- Directed by: Alex Erkiletian
- Screenplay by: Robert Ray
- Produced by: Alex Erkiletian
- Starring: Denise Crosby Stefan Gierasch Robert McRay Zen Gesner Angus Scrimm
- Cinematography: John Roy Morgan
- Edited by: Hans Rodionoff Reed Buckles
- Music by: Lee Montgomery
- Production companies: Rolle's Range Farm Productions Seed Productions
- Distributed by: A-Mark Entertainment
- Release dates: July 30, 2002 (München Fantasy Filmfest); February 11, 2003 (United States);
- Running time: 91 minutes
- Country: United States
- Language: English
- Budget: $1.6 million (estimated)

= Legend of the Phantom Rider =

Legend of the Phantom Rider is a 2002 American horror Western film directed and produced by Alex Erkiletian and stars Denise Crosby and Robert McRay. It was made in the area of Old Tucson, Arizona. Its budget was estimated to be $1.6 million.

==Plot==
A woman (Denise Crosby), is raped and her husband and son murdered by 'Blade' (Robert McRay) and his men on the range. She goes to the nearest town for help. But the gang also have it in a vise-like grip and the inhabitants will not assist until a non-speaking stranger confronts the men.
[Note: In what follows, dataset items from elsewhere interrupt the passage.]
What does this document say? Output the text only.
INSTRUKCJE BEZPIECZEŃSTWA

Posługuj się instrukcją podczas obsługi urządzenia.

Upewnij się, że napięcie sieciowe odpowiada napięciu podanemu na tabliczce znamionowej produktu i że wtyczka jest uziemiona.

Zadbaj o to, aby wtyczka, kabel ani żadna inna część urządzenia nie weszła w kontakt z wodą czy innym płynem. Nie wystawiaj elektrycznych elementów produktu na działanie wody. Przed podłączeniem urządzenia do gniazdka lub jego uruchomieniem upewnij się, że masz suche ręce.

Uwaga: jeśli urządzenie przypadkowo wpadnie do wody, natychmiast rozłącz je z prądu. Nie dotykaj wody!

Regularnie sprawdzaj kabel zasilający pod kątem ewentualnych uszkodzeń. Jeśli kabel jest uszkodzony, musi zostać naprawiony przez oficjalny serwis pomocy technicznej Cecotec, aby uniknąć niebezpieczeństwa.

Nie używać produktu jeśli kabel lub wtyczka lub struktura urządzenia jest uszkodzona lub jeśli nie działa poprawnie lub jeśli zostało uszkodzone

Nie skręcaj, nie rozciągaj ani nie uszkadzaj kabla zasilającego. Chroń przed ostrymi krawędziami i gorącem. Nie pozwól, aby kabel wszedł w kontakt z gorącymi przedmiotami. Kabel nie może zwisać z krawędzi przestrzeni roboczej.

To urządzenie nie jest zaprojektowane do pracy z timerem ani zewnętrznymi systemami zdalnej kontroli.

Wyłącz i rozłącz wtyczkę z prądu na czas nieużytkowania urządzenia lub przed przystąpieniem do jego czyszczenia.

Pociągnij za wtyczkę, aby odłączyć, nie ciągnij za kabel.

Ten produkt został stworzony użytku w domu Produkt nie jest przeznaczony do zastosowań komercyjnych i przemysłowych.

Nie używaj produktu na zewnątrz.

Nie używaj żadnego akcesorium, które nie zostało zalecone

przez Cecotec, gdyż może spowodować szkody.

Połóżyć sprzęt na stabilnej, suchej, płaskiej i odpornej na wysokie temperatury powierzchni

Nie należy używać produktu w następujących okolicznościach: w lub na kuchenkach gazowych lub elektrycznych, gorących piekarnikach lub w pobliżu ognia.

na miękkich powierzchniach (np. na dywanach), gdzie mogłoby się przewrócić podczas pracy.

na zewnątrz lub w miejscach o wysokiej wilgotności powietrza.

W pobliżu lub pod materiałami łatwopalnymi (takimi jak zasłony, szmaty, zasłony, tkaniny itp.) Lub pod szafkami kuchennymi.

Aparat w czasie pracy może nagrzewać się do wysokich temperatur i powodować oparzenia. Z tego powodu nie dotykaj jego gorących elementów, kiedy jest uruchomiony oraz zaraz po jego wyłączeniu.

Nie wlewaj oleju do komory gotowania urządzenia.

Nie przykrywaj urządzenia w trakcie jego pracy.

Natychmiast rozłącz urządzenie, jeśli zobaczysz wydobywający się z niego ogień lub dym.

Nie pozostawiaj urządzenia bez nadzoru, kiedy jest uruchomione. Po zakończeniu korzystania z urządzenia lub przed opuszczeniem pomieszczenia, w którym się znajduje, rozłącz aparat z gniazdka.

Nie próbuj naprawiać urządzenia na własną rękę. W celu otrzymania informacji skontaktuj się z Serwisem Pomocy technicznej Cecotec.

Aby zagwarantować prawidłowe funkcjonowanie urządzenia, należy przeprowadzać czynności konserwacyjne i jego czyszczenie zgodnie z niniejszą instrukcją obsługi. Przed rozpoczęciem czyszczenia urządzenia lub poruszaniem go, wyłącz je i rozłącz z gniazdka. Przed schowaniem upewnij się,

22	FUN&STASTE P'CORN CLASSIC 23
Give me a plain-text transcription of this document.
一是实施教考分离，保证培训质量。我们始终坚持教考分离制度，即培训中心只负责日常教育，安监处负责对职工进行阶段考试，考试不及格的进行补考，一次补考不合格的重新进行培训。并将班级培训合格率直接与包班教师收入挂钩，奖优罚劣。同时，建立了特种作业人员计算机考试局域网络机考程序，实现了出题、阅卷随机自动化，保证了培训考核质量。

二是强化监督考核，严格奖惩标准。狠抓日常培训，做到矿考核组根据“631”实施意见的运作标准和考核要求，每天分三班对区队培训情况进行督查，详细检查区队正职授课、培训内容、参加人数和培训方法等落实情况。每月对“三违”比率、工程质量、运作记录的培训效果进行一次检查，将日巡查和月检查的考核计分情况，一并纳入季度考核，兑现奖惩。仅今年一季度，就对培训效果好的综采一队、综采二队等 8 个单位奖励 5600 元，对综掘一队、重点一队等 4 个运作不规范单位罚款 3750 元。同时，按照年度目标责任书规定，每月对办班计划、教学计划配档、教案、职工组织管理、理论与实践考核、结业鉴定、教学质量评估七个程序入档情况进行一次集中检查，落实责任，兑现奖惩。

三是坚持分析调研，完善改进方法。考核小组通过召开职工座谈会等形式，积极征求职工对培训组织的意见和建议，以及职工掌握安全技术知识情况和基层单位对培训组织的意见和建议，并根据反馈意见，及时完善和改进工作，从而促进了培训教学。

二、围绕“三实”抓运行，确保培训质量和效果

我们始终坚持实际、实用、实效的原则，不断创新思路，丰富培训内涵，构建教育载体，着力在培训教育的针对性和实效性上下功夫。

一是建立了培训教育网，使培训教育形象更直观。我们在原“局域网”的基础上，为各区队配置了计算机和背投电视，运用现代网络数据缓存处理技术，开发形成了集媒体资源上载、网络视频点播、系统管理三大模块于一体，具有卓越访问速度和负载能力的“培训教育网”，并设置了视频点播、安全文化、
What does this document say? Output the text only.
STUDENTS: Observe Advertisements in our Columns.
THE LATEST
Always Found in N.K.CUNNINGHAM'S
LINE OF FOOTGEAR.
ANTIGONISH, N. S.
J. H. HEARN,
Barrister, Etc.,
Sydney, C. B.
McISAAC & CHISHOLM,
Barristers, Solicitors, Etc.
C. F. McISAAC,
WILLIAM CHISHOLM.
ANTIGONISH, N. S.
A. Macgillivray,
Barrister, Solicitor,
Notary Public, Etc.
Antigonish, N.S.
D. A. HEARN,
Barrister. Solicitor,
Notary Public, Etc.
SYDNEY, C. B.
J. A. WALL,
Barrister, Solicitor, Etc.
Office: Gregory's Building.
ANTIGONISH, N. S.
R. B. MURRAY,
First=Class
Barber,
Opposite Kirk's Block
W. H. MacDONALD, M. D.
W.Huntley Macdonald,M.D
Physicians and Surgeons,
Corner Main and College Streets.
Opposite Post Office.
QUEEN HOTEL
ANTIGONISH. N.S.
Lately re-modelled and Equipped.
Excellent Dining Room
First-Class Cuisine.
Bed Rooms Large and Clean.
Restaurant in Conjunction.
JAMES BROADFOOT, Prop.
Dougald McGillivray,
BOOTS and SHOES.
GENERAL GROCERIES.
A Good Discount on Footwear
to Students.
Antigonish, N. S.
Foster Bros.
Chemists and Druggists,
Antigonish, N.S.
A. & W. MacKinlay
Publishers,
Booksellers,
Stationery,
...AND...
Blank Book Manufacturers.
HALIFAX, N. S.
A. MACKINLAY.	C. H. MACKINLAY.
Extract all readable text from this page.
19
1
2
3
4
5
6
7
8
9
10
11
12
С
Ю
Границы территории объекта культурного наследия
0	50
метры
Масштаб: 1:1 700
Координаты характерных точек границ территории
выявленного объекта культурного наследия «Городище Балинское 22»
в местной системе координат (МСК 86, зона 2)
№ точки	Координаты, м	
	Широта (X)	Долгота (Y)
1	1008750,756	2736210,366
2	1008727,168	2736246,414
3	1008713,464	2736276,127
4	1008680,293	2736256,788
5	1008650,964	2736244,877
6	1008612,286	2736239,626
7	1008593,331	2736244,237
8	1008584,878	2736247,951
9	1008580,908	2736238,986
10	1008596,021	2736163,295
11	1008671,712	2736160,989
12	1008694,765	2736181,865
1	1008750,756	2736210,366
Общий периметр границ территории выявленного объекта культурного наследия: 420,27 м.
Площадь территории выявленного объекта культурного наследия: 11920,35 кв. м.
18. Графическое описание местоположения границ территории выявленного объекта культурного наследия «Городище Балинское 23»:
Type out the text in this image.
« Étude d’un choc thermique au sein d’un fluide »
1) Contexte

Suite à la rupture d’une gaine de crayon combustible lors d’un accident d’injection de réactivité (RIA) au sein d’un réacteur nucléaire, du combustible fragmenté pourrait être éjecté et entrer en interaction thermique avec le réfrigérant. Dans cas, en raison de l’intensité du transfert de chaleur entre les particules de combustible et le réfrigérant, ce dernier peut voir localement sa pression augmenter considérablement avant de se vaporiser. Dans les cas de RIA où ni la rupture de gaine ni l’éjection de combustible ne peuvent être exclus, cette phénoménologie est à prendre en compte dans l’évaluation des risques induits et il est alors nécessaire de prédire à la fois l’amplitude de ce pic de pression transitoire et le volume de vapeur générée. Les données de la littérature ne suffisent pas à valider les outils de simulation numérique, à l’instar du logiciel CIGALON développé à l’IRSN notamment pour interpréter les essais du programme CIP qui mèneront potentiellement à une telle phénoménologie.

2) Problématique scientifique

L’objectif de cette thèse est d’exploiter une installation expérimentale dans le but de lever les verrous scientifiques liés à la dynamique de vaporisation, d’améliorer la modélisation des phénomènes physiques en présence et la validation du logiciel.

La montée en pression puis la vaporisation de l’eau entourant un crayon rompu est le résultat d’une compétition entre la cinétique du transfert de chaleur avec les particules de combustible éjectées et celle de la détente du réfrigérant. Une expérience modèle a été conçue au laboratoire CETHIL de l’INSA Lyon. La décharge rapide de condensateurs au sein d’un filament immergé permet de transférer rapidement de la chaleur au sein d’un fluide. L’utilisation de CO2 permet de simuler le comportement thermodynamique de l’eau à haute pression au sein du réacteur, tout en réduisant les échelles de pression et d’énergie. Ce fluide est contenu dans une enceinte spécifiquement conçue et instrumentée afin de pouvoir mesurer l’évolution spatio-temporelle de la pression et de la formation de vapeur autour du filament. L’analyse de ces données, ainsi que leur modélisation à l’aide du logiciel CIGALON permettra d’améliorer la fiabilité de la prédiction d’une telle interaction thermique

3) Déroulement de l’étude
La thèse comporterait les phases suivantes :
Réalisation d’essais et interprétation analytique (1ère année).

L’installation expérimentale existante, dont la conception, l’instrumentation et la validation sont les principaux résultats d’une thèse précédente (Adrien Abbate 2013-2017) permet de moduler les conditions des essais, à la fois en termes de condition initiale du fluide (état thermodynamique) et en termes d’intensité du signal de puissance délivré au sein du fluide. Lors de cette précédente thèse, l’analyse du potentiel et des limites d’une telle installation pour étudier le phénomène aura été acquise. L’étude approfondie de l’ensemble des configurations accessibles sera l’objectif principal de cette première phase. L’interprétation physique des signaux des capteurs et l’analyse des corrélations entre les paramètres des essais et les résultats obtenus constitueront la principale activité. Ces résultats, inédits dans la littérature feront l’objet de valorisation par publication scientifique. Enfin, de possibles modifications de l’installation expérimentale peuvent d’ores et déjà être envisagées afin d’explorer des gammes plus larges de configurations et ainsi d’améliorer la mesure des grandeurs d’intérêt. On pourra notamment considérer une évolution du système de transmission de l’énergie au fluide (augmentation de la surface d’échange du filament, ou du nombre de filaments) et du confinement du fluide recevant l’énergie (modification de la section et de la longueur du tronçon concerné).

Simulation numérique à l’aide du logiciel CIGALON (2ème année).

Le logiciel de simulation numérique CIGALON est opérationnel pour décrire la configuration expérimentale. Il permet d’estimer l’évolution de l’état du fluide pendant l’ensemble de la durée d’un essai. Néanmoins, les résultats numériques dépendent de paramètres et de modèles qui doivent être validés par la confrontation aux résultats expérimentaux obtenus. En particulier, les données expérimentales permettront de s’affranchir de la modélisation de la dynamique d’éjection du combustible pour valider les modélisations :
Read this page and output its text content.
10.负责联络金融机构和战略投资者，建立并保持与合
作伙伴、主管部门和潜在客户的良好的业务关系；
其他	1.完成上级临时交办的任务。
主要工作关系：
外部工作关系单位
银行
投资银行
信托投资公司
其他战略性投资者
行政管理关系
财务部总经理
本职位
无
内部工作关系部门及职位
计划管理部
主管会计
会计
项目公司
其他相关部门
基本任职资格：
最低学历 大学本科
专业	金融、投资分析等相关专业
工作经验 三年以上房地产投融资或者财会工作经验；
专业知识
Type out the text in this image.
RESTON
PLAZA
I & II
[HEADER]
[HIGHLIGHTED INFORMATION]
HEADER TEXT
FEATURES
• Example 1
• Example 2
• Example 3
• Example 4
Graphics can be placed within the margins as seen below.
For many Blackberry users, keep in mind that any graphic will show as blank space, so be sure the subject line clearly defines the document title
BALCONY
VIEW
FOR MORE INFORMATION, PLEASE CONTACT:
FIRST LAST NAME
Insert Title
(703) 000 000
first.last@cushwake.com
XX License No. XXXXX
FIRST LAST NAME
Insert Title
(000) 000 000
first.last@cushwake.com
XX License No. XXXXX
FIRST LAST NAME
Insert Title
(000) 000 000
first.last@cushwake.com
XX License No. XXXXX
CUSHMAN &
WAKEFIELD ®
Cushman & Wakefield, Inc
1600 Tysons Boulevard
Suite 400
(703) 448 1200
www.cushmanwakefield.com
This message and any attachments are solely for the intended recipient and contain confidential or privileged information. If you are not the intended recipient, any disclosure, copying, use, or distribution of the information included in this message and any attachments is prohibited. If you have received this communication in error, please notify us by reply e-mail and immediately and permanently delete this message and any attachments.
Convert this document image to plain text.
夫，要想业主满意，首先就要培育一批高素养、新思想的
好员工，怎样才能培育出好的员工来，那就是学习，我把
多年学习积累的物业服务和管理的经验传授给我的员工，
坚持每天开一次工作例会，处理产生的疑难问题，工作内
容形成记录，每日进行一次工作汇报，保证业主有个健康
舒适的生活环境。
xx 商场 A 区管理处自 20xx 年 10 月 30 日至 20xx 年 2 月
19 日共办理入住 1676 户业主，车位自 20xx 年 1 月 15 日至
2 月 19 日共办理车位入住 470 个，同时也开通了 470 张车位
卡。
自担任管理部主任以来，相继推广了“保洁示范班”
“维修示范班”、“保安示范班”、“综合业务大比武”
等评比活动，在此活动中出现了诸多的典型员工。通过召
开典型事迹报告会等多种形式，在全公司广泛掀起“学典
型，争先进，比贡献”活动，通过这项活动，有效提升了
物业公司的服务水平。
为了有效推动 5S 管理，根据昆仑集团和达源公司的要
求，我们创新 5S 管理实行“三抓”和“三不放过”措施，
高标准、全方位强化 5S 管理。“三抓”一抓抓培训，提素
In a series of gun battles, Pelgidium (also played by Robert McRay), whittles them down until just two of them support Blade against the man with the disfigured face and mysterious past.

==Cast==

| Actor | Role |
|---|---|
| Denise Crosby | Sarah Jenkins |
| Robert McRay | Blade / Pelgidium |
| Stefan Gierasch | Nathan |
| Zen Gesner | 'Suicide' |
| Angus Scrimm | Preacher |
| George Murdock | The Judge |
| Rance Howard | Doc Fisher |
| Scott Eberlein | Danny |
| Jamie McShane | Victor |
| Robert Peters | Joey |
| Saginaw Grant | Medicine Man |
| Irwin Keyes | 'Bigfoot' |
| Juli Erickson | Jane |
| John Henry Walker | 'Peanut' |
| G. Larry Butler | John Berman |

==Release==

===Home media===
The film was released on DVD by MTI Home Video on February 11, 2003.

==Reception==

Robert Pardi from TV Guide rated the film two out of four stars, writing, "Though this offbeat ghost story/Western hybrid would have benefited from sharper editing and a director with a surer command of suspense set-ups, it's an interesting variation on two sets of familiar themes." Rotten Tomatoes gives it a 50% rating.